Since ML models throw an error when working with datasets with missing values, we need to adopt strategies to deal with the missing data.

- Simple Option: Drop the column with missing values. Not recommended as it can lead to loss of valuable data.
- Imputation: Fill the missing value with some number. For example, the mean value. Usually performs better compared to the former approach.
- Extension to Imputation: Use imputation but add an additional column to indicate if the value was missing initially. Benefit is not guaranteed.

In [1]:
import pandas as pd
from sklearn.model_selection import train_test_split

data = pd.read_csv("melb_data.csv")
y = data.Price

# DataFrame.drop([list, of, labels], axis=(1 for column axis, 0 for row axis))
predictors = data.drop(['Price'], axis=1)

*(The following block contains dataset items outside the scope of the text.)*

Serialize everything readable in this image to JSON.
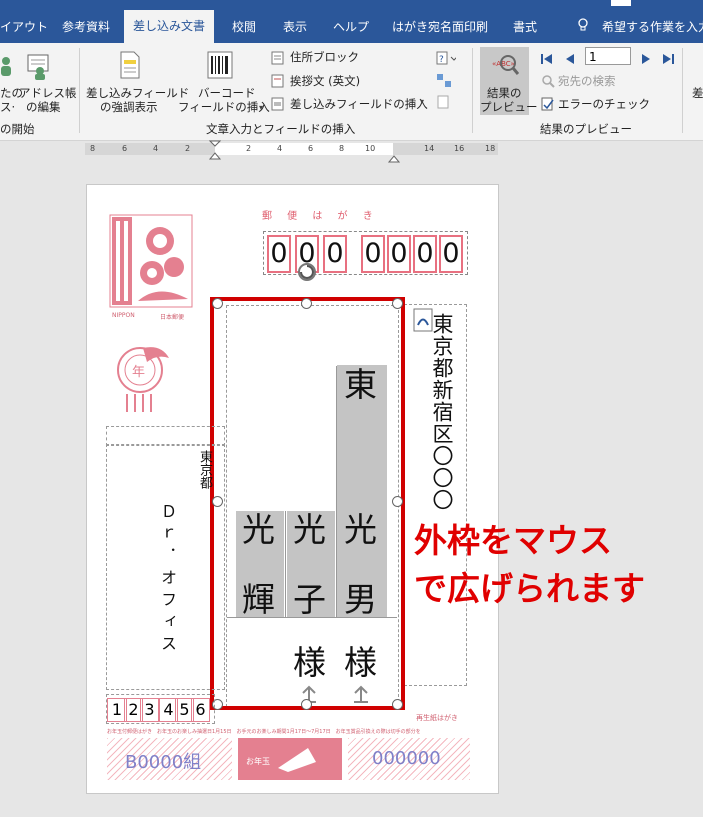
{
  "tabs": [
    "イアウト",
    "参考資料",
    "差し込み文書",
    "校閲",
    "表示",
    "ヘルプ",
    "はがき宛名面印刷",
    "書式"
  ],
  "tell_me": "希望する作業を入力",
  "ribbon": {
    "partial_btn1": "たの",
    "partial_btn1b": "ス·",
    "address_book_line1": "アドレス帳",
    "address_book_line2": "の編集",
    "highlight_line1": "差し込みフィールド",
    "highlight_line2": "の強調表示",
    "barcode_line1": "バーコード",
    "barcode_line2": "フィールドの挿入",
    "address_block": "住所ブロック",
    "greeting": "挨拶文 (英文)",
    "insert_field": "差し込みフィールドの挿入",
    "preview_line1": "結果の",
    "preview_line2": "プレビュー",
    "record_value": "1",
    "find_recipient": "宛先の検索",
    "check_errors": "エラーのチェック",
    "group_start": "の開始",
    "group_fields": "文章入力とフィールドの挿入",
    "group_preview": "結果のプレビュー",
    "cut_right": "差"
  },
  "ruler": [
    "8",
    "6",
    "4",
    "2",
    "2",
    "4",
    "6",
    "8",
    "10",
    "14",
    "16",
    "18"
  ],
  "postcard": {
    "header": "郵 便 は が き",
    "zip": [
      "0",
      "0",
      "0",
      "0",
      "0",
      "0",
      "0"
    ],
    "stamp_label": "NIPPON",
    "stamp_label2": "日本郵便",
    "recipient_address": "東京都新宿区〇〇〇",
    "family_name": "東",
    "given_names": [
      "光",
      "輝",
      "光",
      "子",
      "光",
      "男"
    ],
    "honorifics": [
      "様",
      "様"
    ],
    "sender_address": "東京都",
    "sender_name": "Ｄｒ．オフィス",
    "sender_zip": [
      "1",
      "2",
      "3",
      "4",
      "5",
      "6"
    ],
    "lottery_note": "お年玉付郵便はがき　お年玉のお楽しみ抽選日1月15日　お手元のお楽しみ期間1月17日〜7月17日　お年玉賞品引換えの際は切手の部分を",
    "group_label": "B0000組",
    "number_label": "000000",
    "recycle_label": "再生紙はがき"
  },
  "annotation": {
    "line1": "外枠をマウス",
    "line2": "で広げられます",
    "color": "#e00000"
  }
}
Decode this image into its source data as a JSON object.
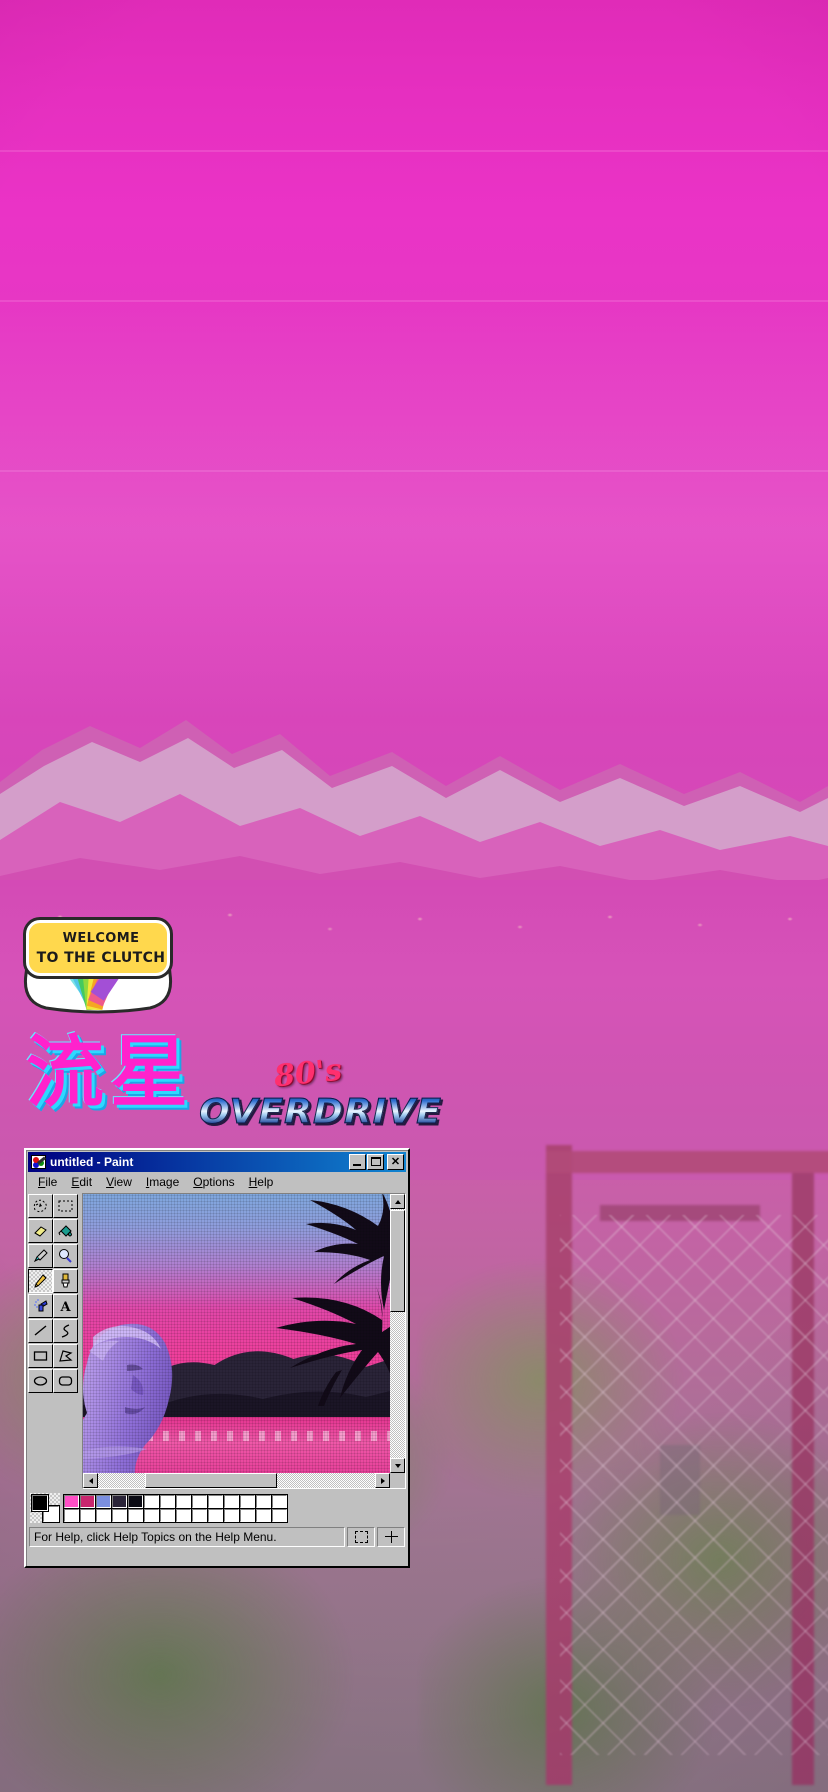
{
  "wallpaper": {
    "theme": "vaporwave-mountain-lake",
    "sky_color": "#e62fc0",
    "lake_color": "#d44ab6",
    "ground_color": "#9e7590"
  },
  "sticker": {
    "name": "welcome-to-the-clutch-sticker",
    "line1": "WELCOME",
    "line2": "TO THE CLUTCH",
    "plate_color": "#ffd84d",
    "rainbow_colors": [
      "#7de3e8",
      "#4fc6e8",
      "#44c95f",
      "#8fd93e",
      "#f2e63b",
      "#f5a623",
      "#ef5a8c",
      "#a34fd6"
    ]
  },
  "kanji_logo": {
    "text": "流星",
    "meaning": "meteor",
    "fill_color": "#ff22cc",
    "shadow_color": "#2fd8ff"
  },
  "overdrive_logo": {
    "top_text": "80's",
    "main_text": "OVERDRIVE",
    "top_color": "#ff2f6e",
    "main_color": "#2f6fd0"
  },
  "paint_window": {
    "title": "untitled - Paint",
    "icon": "paint-palette-icon",
    "titlebar_color": "#000080",
    "controls": [
      {
        "name": "minimize",
        "glyph": "minimize"
      },
      {
        "name": "maximize",
        "glyph": "maximize"
      },
      {
        "name": "close",
        "glyph": "✕"
      }
    ],
    "menus": [
      {
        "label": "File",
        "accel": "F"
      },
      {
        "label": "Edit",
        "accel": "E"
      },
      {
        "label": "View",
        "accel": "V"
      },
      {
        "label": "Image",
        "accel": "I"
      },
      {
        "label": "Options",
        "accel": "O"
      },
      {
        "label": "Help",
        "accel": "H"
      }
    ],
    "tools": [
      {
        "name": "free-form-select-tool",
        "label": "Free-Form Select",
        "selected": false
      },
      {
        "name": "select-tool",
        "label": "Select",
        "selected": false
      },
      {
        "name": "eraser-tool",
        "label": "Eraser/Color Eraser",
        "selected": false
      },
      {
        "name": "fill-with-color-tool",
        "label": "Fill With Color",
        "selected": false
      },
      {
        "name": "pick-color-tool",
        "label": "Pick Color",
        "selected": false
      },
      {
        "name": "magnifier-tool",
        "label": "Magnifier",
        "selected": false
      },
      {
        "name": "pencil-tool",
        "label": "Pencil",
        "selected": true
      },
      {
        "name": "brush-tool",
        "label": "Brush",
        "selected": false
      },
      {
        "name": "airbrush-tool",
        "label": "Airbrush",
        "selected": false
      },
      {
        "name": "text-tool",
        "label": "Text",
        "selected": false
      },
      {
        "name": "line-tool",
        "label": "Line",
        "selected": false
      },
      {
        "name": "curve-tool",
        "label": "Curve",
        "selected": false
      },
      {
        "name": "rectangle-tool",
        "label": "Rectangle",
        "selected": false
      },
      {
        "name": "polygon-tool",
        "label": "Polygon",
        "selected": false
      },
      {
        "name": "ellipse-tool",
        "label": "Ellipse",
        "selected": false
      },
      {
        "name": "rounded-rectangle-tool",
        "label": "Rounded Rectangle",
        "selected": false
      }
    ],
    "canvas": {
      "name": "paint-canvas",
      "artwork": "vaporwave sunset with palm trees, mountains, ocean and a purple classical marble bust",
      "sky_top_color": "#7fa7dd",
      "sky_bottom_color": "#ef3f9c",
      "mountain_color": "#2a1f3a",
      "water_color": "#e4338f",
      "bust_color": "#a07de0",
      "palm_color": "#120a18"
    },
    "scrollbars": {
      "vertical": {
        "name": "vertical-scrollbar",
        "thumb_top_pct": 8,
        "thumb_height_pct": 36
      },
      "horizontal": {
        "name": "horizontal-scrollbar",
        "thumb_left_pct": 22,
        "thumb_width_pct": 52
      }
    },
    "palette": {
      "foreground": "#000000",
      "background": "#ffffff",
      "row1": [
        "#ff4fc6",
        "#c9266e",
        "#7b8fe0",
        "#2a2438",
        "#0b0b14",
        "#ffffff",
        "#ffffff",
        "#ffffff",
        "#ffffff",
        "#ffffff",
        "#ffffff",
        "#ffffff",
        "#ffffff",
        "#ffffff"
      ],
      "row2": [
        "#ffffff",
        "#ffffff",
        "#ffffff",
        "#ffffff",
        "#ffffff",
        "#ffffff",
        "#ffffff",
        "#ffffff",
        "#ffffff",
        "#ffffff",
        "#ffffff",
        "#ffffff",
        "#ffffff",
        "#ffffff"
      ]
    },
    "status": {
      "help_text": "For Help, click Help Topics on the Help Menu.",
      "pane2_icon": "selection-size-icon",
      "pane3_icon": "cursor-position-icon"
    }
  }
}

# .select_dtypes() selects columns based on their data types and returns a new DataFrame with only those columns
# DataFrame.select_dtypes(exclude=[list, of, datatypes, in, single, quotes])
X = predictors.select_dtypes(exclude=['object'])

# Both test and train sizes are specified for clarity and readability
X_train, X_val, Y_train, Y_val = train_test_split(X, y, train_size=0.8, test_size=0.2, random_state=0) # test_size = 0.25 by default

In [2]:
from sklearn.ensemble import RandomForestRegressor
from sklearn.metrics import mean_absolute_error as mae

# Model comparison function on the basis of mae
def score(X_train, X_val, y_train, y_val):
    model = RandomForestRegressor(n_estimators=10, random_state=0)
    model.fit(X_train, y_train)
    predictions = model.predict(X_val)
    return mae(y_val, predictions)

First, we will test the model using the first approach to deal with missing values: Dropping columns with missing values.

In [3]:
cols_with_missing = [col for col in X_train.columns if X_train[col].isnull().any()]

reduced_X_train = X_train.drop(cols_with_missing, axis=1)
reduced_X_valid = X_val.drop(cols_with_missing, axis=1)

print(score(reduced_X_train, reduced_X_valid, Y_train, Y_val))

183550.22137772635


Next, we will test the model using Imputation using the `SimpleImputer` to replace missing values with the mean value of each column.

In [4]:
from sklearn.impute import SimpleImputer

my_imputer = SimpleImputer()
imputed_X_train = pd.DataFrame(my_imputer.fit_transform(X_train))
imputed_X_val = pd.DataFrame(my_imputer.transform(X_val))

print(score(imputed_X_train, imputed_X_val, Y_train, Y_val))

178166.46269899711


It is necessary to understand why two different methods `fit_transform()` and `transform()` were used on the training and validation set respectively.

- `fit_transform()` does two things:
    - Learns which values to use for filling the missing values, whether it be the mean, median, mode etc.
    - Fills these values in and returns.

- `transform()` fills in the missing values based ont he exact metrics calculated in training using the `fit_transform()`. It does not relearn.

This is the reason why `fit_transform()` is only used on the training set. We want to train the model only using the training data and the values derived from it. If we were to use `fit_transform()` on the validation set, it would separate the metrics and lead to better but unrealistic performance as the model will be able to consider future values.